All applicants to police forces in England and Wales will be asked from October to state their sexuality by ticking a box in the anonymous equal opportunities section of their application form.
They will be asked if they are heterosexual, bisexual,
homosexual, lesbian or if they would prefer not to say.
All information will remain confidential, and it is not thought that the section will be obligatory.
John Gillic, a human resources manager with the county force and chairman of SPECTRUM, the support group for gay, lesbian and bisexual officers and staff working at Northamptonshire Police, said: "Sexual orientation is an invisible quality, but is as important a distinguishing characteristic as gender or race.
"Colleagues from minority groups have an absolute right to be treated with dignity, feel valued and safe from harassment and discrimination and therefore SPECTRUM support the principle of monitoring sexual orientation.
"Monitoring is necessary to establish a business case for positive action and to provide a benchmark against which to compare a range of other statistics such as complaints, assaults and unfair treatment.

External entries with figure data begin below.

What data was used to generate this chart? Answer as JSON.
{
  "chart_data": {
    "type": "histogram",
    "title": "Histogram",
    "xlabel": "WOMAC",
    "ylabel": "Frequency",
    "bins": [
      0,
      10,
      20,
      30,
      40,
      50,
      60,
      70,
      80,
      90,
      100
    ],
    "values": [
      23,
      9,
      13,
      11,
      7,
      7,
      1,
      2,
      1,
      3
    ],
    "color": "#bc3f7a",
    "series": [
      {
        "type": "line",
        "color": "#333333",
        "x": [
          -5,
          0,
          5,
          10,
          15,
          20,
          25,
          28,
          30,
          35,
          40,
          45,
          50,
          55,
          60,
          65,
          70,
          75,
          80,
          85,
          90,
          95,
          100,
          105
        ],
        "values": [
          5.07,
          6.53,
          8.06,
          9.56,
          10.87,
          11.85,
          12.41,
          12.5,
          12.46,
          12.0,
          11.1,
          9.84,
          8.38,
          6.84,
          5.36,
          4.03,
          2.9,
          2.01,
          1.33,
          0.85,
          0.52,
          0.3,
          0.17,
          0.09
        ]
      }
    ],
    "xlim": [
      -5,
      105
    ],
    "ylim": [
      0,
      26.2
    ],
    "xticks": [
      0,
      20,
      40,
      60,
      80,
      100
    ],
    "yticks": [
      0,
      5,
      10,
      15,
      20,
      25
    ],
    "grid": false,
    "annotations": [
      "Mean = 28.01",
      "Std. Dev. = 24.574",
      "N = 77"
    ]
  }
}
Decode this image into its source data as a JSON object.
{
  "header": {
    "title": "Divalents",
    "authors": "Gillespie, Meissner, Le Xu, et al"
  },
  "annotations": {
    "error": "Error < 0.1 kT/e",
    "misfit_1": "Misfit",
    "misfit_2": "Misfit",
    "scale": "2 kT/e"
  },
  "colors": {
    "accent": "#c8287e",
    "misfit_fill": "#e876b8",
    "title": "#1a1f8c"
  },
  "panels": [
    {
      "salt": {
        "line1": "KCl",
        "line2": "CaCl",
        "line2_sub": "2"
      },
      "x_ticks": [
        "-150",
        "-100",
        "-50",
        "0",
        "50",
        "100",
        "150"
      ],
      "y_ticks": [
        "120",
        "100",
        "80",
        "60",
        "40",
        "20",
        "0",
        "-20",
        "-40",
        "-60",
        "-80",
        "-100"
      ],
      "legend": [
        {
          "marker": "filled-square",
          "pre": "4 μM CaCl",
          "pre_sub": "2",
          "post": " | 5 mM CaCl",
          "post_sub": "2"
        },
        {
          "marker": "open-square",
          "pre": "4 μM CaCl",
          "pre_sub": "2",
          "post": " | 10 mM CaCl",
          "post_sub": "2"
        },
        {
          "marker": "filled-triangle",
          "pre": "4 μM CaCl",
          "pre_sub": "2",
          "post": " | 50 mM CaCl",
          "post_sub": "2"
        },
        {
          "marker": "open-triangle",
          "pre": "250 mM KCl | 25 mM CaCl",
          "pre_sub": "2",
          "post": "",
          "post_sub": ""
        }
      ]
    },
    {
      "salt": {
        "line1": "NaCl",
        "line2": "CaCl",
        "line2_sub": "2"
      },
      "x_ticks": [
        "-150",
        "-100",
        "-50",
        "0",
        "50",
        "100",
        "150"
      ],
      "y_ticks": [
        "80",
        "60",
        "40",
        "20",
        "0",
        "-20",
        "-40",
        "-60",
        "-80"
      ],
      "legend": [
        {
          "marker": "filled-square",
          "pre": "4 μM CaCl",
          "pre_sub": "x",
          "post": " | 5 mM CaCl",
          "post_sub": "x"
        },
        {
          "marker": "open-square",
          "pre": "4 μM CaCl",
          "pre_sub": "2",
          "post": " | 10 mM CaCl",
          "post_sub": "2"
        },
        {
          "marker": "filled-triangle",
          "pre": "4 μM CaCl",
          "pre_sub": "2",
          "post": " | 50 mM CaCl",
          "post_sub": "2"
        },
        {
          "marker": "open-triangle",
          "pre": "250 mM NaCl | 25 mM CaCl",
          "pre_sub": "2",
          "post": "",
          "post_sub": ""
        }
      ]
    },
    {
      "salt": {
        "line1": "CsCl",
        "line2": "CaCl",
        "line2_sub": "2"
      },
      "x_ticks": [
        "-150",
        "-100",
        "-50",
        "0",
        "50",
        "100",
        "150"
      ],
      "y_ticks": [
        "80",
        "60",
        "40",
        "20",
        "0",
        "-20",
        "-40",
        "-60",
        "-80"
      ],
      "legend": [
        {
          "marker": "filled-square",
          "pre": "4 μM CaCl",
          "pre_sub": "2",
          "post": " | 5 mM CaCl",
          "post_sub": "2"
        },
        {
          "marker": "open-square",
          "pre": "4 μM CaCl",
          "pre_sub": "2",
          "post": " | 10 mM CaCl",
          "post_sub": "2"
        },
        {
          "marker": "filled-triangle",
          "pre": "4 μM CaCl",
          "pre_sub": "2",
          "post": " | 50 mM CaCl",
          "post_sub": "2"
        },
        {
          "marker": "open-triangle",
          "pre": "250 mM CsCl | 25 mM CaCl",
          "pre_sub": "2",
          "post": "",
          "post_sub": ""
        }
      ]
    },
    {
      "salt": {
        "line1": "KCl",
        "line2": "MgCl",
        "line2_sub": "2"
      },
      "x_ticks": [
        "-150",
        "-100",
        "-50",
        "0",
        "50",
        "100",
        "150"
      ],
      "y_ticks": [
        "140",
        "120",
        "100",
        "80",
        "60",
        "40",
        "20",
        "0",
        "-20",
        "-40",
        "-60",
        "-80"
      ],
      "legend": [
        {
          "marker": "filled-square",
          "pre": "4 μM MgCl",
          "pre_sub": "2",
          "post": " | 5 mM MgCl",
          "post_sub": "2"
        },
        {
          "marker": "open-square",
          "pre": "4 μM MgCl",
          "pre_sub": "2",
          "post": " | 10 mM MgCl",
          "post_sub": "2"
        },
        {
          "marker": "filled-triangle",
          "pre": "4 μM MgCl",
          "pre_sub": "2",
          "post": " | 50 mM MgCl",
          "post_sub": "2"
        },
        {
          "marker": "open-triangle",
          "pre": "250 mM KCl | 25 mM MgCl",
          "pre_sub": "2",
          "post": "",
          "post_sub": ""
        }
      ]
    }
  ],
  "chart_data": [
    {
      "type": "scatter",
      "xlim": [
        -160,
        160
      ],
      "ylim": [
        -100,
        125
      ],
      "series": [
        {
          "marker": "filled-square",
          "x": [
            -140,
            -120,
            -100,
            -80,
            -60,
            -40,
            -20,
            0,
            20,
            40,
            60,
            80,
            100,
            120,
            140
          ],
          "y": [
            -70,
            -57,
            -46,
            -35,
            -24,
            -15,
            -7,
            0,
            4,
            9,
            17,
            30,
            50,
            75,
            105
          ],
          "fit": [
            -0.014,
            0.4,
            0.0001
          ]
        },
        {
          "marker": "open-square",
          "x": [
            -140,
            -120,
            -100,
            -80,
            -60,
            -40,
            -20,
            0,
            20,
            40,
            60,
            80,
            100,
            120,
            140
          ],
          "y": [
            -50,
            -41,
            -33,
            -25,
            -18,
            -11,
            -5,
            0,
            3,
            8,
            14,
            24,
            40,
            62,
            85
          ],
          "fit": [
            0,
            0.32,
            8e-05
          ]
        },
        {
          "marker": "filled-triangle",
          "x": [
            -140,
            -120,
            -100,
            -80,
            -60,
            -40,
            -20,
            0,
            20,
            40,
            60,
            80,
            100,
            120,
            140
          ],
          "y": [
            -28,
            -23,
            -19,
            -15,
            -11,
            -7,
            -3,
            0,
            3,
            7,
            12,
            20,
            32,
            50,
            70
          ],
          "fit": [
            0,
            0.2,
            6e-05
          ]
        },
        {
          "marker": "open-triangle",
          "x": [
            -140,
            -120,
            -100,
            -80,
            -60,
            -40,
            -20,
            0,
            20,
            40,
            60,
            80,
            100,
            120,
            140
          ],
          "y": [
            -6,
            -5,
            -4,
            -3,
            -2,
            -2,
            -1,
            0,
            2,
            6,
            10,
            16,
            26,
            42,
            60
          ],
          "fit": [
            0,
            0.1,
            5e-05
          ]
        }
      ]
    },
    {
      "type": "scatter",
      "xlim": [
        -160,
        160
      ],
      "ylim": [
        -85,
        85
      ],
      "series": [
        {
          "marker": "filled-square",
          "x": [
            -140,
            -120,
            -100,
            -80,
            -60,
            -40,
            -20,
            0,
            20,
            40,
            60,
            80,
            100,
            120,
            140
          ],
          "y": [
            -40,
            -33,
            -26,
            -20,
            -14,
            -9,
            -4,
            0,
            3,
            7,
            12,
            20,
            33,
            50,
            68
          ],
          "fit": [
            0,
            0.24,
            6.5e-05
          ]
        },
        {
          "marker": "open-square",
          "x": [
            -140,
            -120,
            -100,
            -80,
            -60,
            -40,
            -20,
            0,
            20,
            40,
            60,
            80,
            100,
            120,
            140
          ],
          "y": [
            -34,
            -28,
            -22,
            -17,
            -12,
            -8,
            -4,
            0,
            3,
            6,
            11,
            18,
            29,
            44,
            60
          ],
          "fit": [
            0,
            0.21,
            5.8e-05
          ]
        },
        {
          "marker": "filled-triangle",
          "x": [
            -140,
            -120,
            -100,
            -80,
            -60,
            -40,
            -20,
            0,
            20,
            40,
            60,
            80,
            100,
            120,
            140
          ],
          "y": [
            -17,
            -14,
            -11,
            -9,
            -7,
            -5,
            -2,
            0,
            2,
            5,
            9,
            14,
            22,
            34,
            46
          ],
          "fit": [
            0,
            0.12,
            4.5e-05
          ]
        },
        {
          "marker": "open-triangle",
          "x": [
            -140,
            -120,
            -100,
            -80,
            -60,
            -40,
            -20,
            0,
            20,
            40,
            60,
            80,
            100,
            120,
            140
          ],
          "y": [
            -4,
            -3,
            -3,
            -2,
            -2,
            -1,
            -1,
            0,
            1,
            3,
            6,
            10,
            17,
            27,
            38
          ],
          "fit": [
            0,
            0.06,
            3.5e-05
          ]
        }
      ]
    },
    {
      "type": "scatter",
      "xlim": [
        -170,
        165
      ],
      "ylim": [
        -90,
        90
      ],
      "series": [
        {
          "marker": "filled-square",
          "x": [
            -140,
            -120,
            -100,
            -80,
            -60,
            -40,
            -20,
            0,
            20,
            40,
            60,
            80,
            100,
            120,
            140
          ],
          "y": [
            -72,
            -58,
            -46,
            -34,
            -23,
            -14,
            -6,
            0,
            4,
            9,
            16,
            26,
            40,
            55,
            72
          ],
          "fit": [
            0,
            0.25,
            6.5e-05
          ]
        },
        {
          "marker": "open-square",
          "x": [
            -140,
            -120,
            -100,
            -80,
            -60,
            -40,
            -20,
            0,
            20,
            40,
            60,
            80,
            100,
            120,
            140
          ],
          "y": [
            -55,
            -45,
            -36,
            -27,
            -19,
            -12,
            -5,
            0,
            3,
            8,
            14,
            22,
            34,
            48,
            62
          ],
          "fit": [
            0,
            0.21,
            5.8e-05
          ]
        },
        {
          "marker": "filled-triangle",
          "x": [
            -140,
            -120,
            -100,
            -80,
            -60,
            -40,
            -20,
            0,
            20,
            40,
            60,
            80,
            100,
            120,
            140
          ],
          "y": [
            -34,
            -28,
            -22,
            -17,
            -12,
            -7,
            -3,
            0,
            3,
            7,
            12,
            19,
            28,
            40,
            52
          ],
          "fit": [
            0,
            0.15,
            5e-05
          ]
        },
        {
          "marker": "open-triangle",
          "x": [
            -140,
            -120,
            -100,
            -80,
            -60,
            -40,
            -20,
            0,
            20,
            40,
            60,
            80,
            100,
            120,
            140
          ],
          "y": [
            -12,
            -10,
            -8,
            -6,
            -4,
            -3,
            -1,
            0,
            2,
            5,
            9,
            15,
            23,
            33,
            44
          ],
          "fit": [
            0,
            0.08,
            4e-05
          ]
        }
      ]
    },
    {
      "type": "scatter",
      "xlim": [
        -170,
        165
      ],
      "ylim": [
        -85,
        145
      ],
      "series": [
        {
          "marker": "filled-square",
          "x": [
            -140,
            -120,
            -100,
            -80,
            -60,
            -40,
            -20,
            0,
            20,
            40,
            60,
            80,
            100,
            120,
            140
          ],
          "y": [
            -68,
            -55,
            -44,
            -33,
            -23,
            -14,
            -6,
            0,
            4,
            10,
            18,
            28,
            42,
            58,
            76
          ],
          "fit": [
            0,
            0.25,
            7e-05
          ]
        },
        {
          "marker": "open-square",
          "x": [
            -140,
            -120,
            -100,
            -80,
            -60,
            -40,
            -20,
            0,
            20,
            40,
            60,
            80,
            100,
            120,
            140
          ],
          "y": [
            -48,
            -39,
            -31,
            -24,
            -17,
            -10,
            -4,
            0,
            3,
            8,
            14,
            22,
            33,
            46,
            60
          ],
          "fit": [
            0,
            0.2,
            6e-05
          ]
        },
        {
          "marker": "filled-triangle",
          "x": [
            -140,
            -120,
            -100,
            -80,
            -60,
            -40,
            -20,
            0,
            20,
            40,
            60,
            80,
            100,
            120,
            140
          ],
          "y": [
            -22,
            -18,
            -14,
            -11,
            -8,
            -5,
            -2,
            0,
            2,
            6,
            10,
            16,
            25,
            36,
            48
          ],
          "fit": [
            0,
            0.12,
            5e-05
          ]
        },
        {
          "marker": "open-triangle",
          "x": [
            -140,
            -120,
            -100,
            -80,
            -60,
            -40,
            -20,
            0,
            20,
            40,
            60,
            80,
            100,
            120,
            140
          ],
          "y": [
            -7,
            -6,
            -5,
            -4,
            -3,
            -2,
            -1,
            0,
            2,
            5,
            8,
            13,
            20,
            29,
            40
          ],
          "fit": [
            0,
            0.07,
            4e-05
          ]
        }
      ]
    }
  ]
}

"SPECTRUM looks forward to working with the force to introduce a system that continues to preserve confidentiality and gives everyone the opportunity to 'prefer not to say'."
The Gay Police Association said it supported the move as the police force needed to get an accurate picture of the number of gay officers serving in it.
Strategic director Sian Lockley said the difficulty of quantifying levels in the past had led to the marginalisation of some people.
She said: "If we already do gender and race monitoring, how do you defend not doing sexual orientation monitoring? There is no difference.
"It's not about asking people who they have slept with and it's not about quotas; we do not want a certain percentage of the workforce to be gay."